I can't help but think about Steam after thinking a little bit about piracy. Is Steam really working to its intended function? I honestly don't think so. In fact, I find it funny that a pirated version of Half-Life is actually less of a hassle to install than the original copy. Apparently, it's encrypted on the install discs themselves, and you have to register an activate it on Steam before you can do anything else. For a select few, this process actually failed. In addition, apparently there is a huge bug in the software somewhere, and it allows a specially engineered client access to everything someone can download off the Steam network. In fact, it is this type of client specifically targeted during the culling of large numbers of accounts by Valve. However, the process of regaining access is simple: create a new account.
Steam is also supposed to punish cheaters by hurting them financially. This hacked clients allow them the convenience of saying: "Ban me all you like. I'll just go create another account."
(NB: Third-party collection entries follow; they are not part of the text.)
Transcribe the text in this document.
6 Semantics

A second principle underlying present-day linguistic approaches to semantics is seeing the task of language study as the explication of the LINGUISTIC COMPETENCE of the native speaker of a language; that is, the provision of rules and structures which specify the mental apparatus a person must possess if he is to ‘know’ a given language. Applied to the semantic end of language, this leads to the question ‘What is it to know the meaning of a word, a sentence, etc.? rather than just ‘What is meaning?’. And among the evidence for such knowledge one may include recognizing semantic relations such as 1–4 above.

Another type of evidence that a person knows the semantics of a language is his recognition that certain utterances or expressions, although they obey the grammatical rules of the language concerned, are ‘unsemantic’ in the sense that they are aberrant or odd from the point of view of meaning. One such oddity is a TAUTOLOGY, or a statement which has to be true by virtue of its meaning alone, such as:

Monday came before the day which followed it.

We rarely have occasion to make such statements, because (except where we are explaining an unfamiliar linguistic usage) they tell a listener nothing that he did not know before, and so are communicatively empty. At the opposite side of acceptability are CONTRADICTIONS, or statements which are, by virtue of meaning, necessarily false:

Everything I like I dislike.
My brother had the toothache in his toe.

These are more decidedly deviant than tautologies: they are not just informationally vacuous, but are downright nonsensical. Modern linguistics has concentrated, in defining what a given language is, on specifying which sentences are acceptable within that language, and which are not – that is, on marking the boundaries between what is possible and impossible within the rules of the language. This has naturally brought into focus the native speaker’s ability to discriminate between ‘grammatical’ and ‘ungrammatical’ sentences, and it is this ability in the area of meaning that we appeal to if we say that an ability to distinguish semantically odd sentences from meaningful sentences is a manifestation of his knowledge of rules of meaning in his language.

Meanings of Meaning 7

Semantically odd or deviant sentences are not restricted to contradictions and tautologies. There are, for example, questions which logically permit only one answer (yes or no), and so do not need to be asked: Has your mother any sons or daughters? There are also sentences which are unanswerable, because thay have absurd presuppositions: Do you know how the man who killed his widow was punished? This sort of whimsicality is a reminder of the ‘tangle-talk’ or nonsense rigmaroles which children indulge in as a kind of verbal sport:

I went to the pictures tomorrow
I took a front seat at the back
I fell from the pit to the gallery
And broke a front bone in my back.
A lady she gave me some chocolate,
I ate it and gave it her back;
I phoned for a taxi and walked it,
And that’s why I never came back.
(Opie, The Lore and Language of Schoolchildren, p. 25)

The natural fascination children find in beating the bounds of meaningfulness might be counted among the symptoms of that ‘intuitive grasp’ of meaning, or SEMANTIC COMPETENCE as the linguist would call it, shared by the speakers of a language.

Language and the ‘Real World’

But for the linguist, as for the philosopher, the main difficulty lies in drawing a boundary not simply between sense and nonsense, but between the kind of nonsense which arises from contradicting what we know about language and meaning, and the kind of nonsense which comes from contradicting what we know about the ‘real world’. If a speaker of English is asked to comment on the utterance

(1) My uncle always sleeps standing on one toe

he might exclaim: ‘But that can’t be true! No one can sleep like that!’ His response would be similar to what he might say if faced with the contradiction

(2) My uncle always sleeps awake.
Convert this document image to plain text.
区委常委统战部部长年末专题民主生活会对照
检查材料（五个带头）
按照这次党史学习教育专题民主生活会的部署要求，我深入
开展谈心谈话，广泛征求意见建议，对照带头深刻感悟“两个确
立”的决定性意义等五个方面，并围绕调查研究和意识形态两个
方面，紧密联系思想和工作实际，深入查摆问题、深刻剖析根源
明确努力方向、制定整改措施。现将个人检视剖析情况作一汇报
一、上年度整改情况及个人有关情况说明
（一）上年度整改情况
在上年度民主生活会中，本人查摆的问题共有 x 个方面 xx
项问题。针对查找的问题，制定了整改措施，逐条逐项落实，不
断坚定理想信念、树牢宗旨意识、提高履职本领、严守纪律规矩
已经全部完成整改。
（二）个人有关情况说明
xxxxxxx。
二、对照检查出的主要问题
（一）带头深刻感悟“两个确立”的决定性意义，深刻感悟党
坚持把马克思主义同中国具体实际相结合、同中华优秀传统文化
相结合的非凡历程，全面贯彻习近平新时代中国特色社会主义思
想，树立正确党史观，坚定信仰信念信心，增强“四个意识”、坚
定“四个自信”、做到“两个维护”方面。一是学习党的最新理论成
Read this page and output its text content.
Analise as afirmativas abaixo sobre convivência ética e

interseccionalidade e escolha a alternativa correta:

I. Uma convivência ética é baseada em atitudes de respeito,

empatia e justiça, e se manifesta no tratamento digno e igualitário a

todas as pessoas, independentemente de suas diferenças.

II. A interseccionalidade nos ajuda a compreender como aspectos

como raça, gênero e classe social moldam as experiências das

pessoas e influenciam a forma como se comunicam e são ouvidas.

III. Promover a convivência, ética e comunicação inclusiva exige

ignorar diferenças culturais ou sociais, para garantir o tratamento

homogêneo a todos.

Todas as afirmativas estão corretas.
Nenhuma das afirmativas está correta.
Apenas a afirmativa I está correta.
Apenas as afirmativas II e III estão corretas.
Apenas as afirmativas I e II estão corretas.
I think Steam is hurting paying customers more than it is helping. I mean, let's say you pay a good USD49, you expect a good game. First, you're shown that you need to connect to Steam to decrypt the files found on the install discs! Argh! The files on the disc are not the game as it is! Then, you find that you need to register for an account first. You do so, and all the stuff magically comes to life. After that, you find that you have to download an update to fix a stuttering problem. (how come Valve didn't see this coming?) After that, you finally get to play Half-Life 2.
After having a jolly good time, you install Counter-Strike Source from Steam and find a new world waiting for you out there. After playing an hour or so, you realise you are finding a godlike person in the game, and you realise he's a cheater. Everyone else bans him away! Later, you find another one, and you ban him too. This continues perpetually until you find the new CS Bots are actually better at playing fair than humans are.
My opinion: Valve should drop Steam or any attempt to protect their games too heavily. Something as simple as a WON CD-key check did the job the last time. A CD-key check when a player wants to download (or install) an update hasn't exactly failed in the past either. Steam just plainly doesn't work. My advice for players: Don't play online until Valve has all the kinks worked out. Apparently, they are awful when it comes to beta testing.